# MadebyKnock Clearout



## slamm (Nov 26, 2016)

Heads up! MBK have 20% off on feldfarb cosmetic 2nds, also looks like some full price felgrinds available..

http://www.madebyknock.com/store/c1/Featured_Products.html

Just helped myself to the last black feldgrind 2nd, looking forwards to seeing how the grind compares to my inconsistent Hario mini mill!


----------



## slamm (Nov 26, 2016)

5 black feldgrind 2nds have just been added, also full price red feldfarbs.


----------



## slamm (Nov 26, 2016)

The Feldgrind has landed! Ordered this cosmetic second with 20% off direct from Knock and arrived in 3 working days so nice and quick.
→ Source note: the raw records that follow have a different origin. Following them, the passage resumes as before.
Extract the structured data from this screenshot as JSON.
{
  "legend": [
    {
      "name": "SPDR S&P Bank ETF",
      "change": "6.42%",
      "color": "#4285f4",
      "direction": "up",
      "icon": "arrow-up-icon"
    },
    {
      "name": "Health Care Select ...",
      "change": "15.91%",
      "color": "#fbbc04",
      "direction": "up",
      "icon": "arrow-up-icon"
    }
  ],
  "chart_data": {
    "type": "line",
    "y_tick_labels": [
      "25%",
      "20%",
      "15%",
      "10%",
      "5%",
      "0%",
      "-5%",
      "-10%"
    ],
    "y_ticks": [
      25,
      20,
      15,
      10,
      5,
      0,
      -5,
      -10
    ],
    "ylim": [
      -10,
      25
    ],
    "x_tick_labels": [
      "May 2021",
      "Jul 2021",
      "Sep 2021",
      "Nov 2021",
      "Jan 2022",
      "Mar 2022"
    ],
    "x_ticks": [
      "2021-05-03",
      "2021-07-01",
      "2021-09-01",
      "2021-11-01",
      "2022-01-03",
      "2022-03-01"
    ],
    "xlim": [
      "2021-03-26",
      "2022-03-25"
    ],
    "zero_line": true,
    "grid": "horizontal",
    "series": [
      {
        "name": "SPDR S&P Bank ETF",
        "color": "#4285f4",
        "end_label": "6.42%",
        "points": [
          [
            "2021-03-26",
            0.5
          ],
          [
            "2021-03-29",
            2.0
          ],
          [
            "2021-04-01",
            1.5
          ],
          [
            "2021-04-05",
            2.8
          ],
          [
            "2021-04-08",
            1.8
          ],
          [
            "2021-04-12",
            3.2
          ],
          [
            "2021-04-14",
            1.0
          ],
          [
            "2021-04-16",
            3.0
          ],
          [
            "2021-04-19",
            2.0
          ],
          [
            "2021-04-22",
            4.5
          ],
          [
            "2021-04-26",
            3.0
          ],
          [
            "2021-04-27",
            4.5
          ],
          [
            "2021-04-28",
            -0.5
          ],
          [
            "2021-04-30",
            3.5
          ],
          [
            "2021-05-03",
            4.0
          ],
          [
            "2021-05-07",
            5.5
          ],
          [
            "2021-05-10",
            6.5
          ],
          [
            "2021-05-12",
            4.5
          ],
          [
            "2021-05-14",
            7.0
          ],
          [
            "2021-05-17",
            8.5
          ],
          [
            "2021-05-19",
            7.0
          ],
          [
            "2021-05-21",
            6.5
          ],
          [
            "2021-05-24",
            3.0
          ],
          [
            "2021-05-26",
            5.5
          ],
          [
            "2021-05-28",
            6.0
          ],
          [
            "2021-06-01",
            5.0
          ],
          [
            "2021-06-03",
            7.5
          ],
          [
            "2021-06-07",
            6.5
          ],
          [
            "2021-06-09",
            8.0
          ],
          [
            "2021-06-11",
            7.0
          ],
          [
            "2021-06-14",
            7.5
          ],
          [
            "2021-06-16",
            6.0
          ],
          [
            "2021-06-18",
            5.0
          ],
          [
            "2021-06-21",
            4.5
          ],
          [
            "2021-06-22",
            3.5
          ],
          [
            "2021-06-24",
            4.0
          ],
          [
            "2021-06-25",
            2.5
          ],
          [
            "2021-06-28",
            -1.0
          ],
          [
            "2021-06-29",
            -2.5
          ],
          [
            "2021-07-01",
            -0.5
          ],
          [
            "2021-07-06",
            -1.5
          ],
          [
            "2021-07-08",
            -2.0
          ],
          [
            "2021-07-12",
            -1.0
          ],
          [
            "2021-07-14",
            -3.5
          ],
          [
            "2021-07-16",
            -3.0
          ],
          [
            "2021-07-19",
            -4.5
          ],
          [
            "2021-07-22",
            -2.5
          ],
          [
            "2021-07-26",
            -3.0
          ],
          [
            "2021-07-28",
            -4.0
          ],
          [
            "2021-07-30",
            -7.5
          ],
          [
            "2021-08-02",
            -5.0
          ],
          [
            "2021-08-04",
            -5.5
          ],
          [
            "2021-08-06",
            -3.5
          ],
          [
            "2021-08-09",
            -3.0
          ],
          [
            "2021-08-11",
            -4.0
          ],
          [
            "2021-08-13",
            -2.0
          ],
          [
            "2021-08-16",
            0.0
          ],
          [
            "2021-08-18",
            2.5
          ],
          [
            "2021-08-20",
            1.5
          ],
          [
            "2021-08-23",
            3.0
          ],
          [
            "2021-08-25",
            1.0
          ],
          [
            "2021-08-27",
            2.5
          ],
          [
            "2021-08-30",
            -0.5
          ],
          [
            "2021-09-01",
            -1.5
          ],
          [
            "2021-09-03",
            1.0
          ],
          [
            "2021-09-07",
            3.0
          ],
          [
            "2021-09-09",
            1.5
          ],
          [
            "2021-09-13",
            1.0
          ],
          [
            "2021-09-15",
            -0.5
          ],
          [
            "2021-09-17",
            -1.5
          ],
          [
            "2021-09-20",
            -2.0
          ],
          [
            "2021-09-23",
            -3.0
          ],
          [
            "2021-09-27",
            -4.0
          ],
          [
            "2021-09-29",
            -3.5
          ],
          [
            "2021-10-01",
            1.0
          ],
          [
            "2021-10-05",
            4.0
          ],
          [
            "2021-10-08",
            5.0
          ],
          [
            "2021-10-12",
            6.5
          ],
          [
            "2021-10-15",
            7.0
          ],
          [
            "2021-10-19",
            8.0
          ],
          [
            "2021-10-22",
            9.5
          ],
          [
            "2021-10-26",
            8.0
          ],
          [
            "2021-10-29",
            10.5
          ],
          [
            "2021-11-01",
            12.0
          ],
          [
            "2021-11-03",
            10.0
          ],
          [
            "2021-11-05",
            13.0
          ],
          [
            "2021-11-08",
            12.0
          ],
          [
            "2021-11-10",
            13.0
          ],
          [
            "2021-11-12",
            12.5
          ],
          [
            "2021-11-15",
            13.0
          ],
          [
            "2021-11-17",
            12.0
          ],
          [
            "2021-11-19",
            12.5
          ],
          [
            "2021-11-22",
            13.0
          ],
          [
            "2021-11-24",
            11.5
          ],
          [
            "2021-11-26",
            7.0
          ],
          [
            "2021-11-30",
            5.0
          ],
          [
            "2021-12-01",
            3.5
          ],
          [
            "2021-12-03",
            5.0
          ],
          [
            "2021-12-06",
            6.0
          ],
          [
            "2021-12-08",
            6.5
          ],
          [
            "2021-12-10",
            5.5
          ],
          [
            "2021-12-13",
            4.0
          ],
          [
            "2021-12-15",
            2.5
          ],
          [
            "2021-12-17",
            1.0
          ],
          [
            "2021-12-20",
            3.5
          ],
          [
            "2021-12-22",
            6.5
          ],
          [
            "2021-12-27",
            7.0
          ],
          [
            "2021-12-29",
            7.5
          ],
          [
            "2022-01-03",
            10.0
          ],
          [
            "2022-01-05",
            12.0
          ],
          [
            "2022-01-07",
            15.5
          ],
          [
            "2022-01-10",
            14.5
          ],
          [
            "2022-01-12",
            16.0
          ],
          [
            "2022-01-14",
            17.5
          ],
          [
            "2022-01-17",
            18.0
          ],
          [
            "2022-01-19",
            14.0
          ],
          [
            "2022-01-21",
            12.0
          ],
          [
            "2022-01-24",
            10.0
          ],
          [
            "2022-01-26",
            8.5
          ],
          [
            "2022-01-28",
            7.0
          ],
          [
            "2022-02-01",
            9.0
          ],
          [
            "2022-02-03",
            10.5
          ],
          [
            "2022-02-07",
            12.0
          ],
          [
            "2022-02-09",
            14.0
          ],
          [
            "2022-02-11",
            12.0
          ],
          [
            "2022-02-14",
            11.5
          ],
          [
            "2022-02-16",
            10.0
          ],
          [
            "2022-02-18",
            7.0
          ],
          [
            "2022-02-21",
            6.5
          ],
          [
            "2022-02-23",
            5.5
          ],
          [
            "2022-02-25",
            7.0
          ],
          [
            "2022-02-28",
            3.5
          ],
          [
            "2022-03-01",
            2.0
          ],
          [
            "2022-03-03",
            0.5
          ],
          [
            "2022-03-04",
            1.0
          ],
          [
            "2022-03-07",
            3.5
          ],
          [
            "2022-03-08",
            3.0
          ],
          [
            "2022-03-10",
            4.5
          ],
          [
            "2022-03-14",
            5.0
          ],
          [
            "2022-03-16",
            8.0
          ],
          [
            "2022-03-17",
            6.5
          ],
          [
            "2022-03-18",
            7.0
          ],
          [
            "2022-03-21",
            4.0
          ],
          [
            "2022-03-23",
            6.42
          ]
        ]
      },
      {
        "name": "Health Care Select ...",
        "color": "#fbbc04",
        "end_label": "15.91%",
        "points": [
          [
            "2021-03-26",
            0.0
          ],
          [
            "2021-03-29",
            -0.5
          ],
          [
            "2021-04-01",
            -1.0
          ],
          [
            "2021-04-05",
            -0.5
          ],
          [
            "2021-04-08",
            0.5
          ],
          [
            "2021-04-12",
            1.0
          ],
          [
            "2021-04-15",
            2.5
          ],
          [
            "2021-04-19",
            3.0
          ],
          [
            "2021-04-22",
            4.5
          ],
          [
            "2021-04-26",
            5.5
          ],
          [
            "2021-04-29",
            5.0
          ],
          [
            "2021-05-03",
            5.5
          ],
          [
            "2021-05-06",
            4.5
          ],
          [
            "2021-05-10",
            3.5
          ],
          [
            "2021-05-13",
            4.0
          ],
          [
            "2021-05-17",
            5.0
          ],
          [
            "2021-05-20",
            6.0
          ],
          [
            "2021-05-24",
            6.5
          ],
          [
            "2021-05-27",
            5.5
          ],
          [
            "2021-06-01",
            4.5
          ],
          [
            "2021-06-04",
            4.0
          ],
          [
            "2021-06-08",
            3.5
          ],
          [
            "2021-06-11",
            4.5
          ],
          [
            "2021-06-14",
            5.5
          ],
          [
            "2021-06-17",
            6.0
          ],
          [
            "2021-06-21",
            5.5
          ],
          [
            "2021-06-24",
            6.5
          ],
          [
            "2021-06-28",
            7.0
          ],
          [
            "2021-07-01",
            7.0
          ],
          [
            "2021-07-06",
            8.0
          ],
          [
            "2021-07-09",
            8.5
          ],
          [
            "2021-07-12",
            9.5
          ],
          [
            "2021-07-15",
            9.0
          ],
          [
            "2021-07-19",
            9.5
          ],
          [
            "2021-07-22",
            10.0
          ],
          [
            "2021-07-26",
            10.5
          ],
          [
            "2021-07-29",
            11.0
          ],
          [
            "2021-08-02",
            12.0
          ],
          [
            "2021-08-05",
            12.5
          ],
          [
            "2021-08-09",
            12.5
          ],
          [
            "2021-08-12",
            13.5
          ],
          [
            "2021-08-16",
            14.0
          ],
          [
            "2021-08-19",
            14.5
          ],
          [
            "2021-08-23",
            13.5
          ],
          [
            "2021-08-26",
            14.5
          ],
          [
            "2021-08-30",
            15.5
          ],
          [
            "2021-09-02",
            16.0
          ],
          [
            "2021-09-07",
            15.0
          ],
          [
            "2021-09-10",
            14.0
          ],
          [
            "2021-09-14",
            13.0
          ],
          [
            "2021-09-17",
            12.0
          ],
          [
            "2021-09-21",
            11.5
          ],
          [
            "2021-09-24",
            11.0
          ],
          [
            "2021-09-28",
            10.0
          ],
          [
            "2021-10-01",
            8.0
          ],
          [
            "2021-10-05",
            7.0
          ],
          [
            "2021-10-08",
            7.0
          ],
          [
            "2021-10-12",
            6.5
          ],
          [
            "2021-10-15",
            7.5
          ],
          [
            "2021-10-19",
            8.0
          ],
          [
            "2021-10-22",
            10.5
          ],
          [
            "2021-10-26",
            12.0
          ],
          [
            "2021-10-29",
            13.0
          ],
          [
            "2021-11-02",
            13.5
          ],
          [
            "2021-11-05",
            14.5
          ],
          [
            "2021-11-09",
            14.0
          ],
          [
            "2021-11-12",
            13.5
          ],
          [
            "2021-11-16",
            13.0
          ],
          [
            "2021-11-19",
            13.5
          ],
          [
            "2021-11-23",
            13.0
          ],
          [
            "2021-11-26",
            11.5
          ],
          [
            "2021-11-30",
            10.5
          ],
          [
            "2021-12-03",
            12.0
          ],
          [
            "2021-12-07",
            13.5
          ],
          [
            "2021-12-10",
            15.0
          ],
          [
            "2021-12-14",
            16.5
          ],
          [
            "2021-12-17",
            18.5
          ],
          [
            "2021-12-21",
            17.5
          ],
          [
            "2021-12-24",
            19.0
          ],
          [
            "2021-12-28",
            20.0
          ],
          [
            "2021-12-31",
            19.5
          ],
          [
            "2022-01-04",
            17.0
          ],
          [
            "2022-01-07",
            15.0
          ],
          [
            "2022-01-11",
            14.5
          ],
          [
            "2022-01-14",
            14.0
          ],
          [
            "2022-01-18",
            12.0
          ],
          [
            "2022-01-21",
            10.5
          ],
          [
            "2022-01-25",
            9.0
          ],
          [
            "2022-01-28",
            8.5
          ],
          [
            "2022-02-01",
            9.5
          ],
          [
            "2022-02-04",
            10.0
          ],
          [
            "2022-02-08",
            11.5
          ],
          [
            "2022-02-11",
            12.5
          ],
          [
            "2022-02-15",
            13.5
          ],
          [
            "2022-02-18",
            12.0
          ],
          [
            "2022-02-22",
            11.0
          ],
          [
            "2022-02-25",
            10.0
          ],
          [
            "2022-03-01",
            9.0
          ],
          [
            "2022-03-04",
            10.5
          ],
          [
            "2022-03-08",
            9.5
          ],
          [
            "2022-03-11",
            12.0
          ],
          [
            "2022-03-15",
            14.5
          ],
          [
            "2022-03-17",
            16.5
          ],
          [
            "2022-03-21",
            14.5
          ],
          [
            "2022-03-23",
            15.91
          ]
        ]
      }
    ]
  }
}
I'd like to say I can't see a thing wrong with it but of course I can, quite a few, but although I am the fussiest of fusspots I really don't care. It screams design integrity and I already love this thing to bits. Really looking forwards to my first V60 with it tomorrow!


----------



## Split Shot (Sep 24, 2016)

Got my Feldgrind today (took 4 working days). Also a 'cosmetic 2nd' but I'm hard pushed to see what's wrong with it. A nice wee upgrade! It feels so much nicer than the Rhinowares...


----------



## JackBlackmore (Nov 1, 2015)

It's almost double the size of the hario, maybe that's why it was cheap?



 slamm said:


> The Feldgrind has landed! Ordered this cosmetic second with 20% off direct from Knock and arrived in 3 working days so nice and quick.
> 
> I'd like to say I can't see a thing wrong with it but of course I can, quite a few, but although I am the fussiest of fusspots I really don't care. It screams design integrity and I already love this thing to bits. Really looking forwards to my first V60 with it tomorrow!


----------



## Split Shot (Sep 24, 2016)




----------